Medline: 9367026

Annals of Surgical Oncology 4(7): 586-590, 1997.

Prospective cohort study of neoadjuvant treatment in conservative surgery of soft tissue sarcomas.

Temple WJ, Temple CL, Arthur K, et al.


1994 marked a decade since the inception of a prospective population-based study on the value of neoadjuvant approach for soft tissue sarcomas of head, neck, and limbs at the Tom Baker Cancer Centre, Calgary, Alberta. To date, 42 patients have been followed for a minimum of 5 years or until death.

Each patient received a protocol of 60 mg to 90 mg of Adriamycin infused intra-arterially or intravenously over 3 days into a vessel feeding the involved area, 30 Gy of radiotherapy given over 10 days, and complete resection of the sarcoma 4 to 6 weeks later. The lower dose was used empirically for smaller limbs (e.g., arm).
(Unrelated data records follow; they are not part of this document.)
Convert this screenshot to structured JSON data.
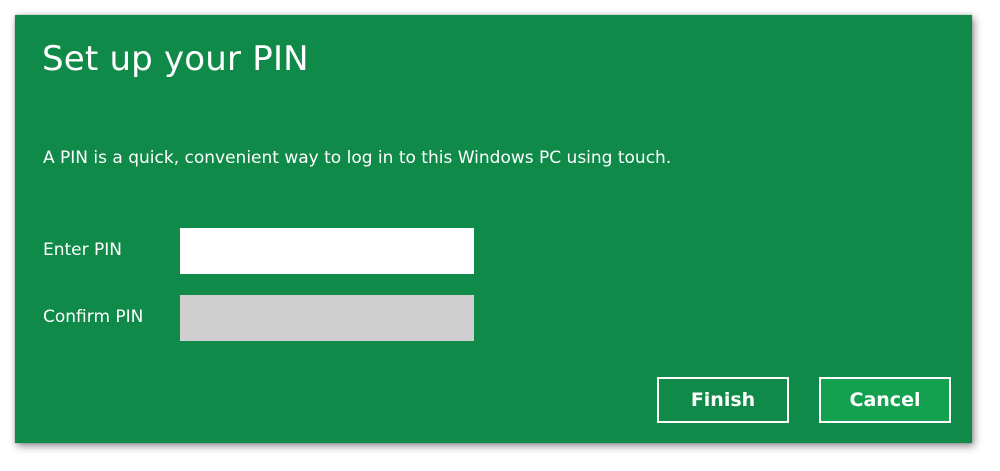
{
  "dialog": {
    "title": "Set up your PIN",
    "description": "A PIN is a quick, convenient way to log in to this Windows PC using touch.",
    "background_color": "#0f8a48"
  },
  "form": {
    "enter_pin": {
      "label": "Enter PIN",
      "value": ""
    },
    "confirm_pin": {
      "label": "Confirm PIN",
      "value": "",
      "state": "disabled"
    }
  },
  "buttons": {
    "finish_label": "Finish",
    "cancel_label": "Cancel"
  }
}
Two of the 42 patients were immediate failures of protocol, with one requiring amputation and one requiring later reexcision. In the 38 appendicular lesions, the ultimate limb salvage rate was 97.5%. All tumors were associated with a high risk of local recurrence with 15 being previous local failures. The rest were deep and grade 2 or 3 lesions. Serious local complications were seen in one patient (2.5%) who had wound necrosis requiring reoperation. Minor wound complications were seen in five patients (12.5%) (one wound infection, one resolved edema, three long-term drainage). There was one local recurrence; thus 5-year local control was 97%. No patient had long-term morbidity related to the treatment. No effect on systemic control was suggested.

Our report demonstrates that this combined modality approach provides superior local control of soft tissue sarcomas with low postoperative morbidity.